Heiliger Geist

Zu Pfingsten 2019

Heiliger Geist – davon leben wir wie vom täglichen Brot.
Wie sonst Hände falten? Wie sonst beten? Wie sonst Kirche feiern, wenn nicht im Vertrauen, dass Gott da ist und dass wir uns in seine Gegenwart stellen können?

Der Heilige Geist scheint zwar der am schwierigsten zu erklärende Gottesname zu sein, aber zugleich ist er die selbstverständlichste Form, unter der wir Gott wahrnehmen: Er ist gegenwärtig.

Mit der Gegenwart teilt er einige Eigenheiten:
Er ist immer da – aber wir sind nicht immer gegenwärtig, wir fliehen.
Die Vergangenheit holt uns ein, wir spüren die alten Muster.
Die Zukunft übt einen Sog auf uns aus, die Sorgen ziehen uns fort.

Wo wir auf den Heiligen Geist vertrauen, können wir gegenwärtig werden, die Angst um die Zukunft loslassen.
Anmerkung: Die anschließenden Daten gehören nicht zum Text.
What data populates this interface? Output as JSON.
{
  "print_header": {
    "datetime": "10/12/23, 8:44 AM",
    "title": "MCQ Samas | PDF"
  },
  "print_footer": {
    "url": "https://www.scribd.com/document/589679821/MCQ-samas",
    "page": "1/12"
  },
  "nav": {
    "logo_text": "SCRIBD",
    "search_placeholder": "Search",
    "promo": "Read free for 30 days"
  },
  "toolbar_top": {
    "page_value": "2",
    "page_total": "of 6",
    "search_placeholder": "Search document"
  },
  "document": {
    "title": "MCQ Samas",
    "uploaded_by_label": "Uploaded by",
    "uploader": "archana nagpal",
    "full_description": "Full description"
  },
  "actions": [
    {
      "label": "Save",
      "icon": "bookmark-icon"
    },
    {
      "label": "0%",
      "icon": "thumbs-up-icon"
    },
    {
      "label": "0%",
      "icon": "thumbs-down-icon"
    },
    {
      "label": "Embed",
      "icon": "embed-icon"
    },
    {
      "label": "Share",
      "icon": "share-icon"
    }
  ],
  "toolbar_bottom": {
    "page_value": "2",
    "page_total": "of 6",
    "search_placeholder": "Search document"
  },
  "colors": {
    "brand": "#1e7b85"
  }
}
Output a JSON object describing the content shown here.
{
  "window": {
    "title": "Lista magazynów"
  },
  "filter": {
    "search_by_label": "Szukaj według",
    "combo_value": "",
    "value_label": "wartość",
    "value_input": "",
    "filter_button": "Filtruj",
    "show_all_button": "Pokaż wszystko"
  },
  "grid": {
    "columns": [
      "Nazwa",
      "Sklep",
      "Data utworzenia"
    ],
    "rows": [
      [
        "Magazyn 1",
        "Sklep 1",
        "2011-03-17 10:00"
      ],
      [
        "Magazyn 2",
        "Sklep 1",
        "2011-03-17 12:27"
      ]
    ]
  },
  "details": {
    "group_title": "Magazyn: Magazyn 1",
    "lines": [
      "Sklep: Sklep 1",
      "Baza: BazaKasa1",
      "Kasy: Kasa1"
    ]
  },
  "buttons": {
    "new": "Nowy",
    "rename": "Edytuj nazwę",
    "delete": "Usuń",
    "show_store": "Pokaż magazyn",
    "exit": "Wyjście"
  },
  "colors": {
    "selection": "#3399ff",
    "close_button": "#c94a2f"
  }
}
Wir müssen nicht wissen wollen: „Was sage ich dann?“ Einfach hinstehen und sagen, was nottut. Denn „sie werden euch vor die Gerichte führen. Aber fürchtet euch nicht, was ihr dann sagen werdet, der Heilige Geist wird euch alles eingeben.“

Im Vertrauen auf den Heiligen Geist können wir aus der Vergangenheit auswandern wie das alte Israel aus Ägypten. Der Heilige Geist führt zuerst in die Wüste, wie Israel nach der Befreiung, wie Jesus nach der Taufe. Dort ist die Versuchung, wie für Israel bei Massa und Meriba, wie für Jesus in der Wüste.

Der Versucher stellte sie drei Mal auf die Probe, so wie das Leben es heute noch mit uns tut.
Vielleicht verfehlen wir den Schritt immer wieder – wie Israel in der Wüste.

Aber der Heilige Geist begleitet uns.

Vielleicht ist unser Vertrauen immer wieder zu klein – wie bei Israel in der Wüste.

Aber der Heilige Geist führt uns.

Vielleicht verzweifeln wir, ob wir es je schaffen, aus der Wüste herauszukommen.

Aber Gott ist im Heiligen Geist gegenwärtig, es regnet Manna und ein Stein gibt eine Quelle frei.

In den alten Lehren vom Glaubensweg kommt gegen Ende auch die Station „Einwohnung des Geistes“. Es ist eine sehr hohe Stufe, gilt fast schon als Vollkommenheit. Der Mensch ist dann geistesgegenwärtig. Er ist wie ein Tempel, in dem der Geist wohnt, der Körper wie ein Gefäss, der dem Geist nicht mehr widerstrebt. – Wird der Heilige Geist je zu einem Besitz? Gibt es eine Entwicklung bis zur Vollkommenheit? Kommen wir ans Ziel des Lebens, werden wir nie mehr Fehler machen?

Die Bibel widerstrebt solchen Bemühungen. Das erste Testament erzählt, wie Moses Älteste als Helfer einsetzt und er bittet den Geist auf sie herab. Aber der Geist fährt auch in zwei Menschen, die er nicht dafür vorgesehen hat. Das zweite Testament erzählt, wie die Jünger zu Jesus kommen: Da ist ein anderer, der Dämonen austreibt in Deinem Namen, aber er gehört nicht zu uns! Und Jesus sagt: Lasst ihn, wer nicht wider uns ist, der ist für uns.

Der Geist wird nie Besitz. Damit wahrt die Bibel die Souveränität Gottes. Und sie bewahrt uns vor dem Vollkommenheits-Wahn, als ob wir nie mehr Fehler machen dürften. Als ob es nur von uns abhinge, dass die Kirche gebaut wird. Die Kirche ist das Geschöpf des Heiligen Geistes. Sie gehört Gott. Er regiert sie durch den Heiligen Geist.

Was wir tun, ist nicht immer Kirche, auch wenn wir dem 100-mal Kirche sagen. Dafür kann er Kirche geschehen lassen, wo niemand an so etwas denkt, z.B. auf dem Fussballplatz, wenn einer dem andern mit Respekt begegnet. Oder wo immer Menschen sind, die seinem Geist Raum lassen, einem Geist der Liebe und Ehrfurcht, weil die Menschen wissen, dass sie aus dieser Quelle leben.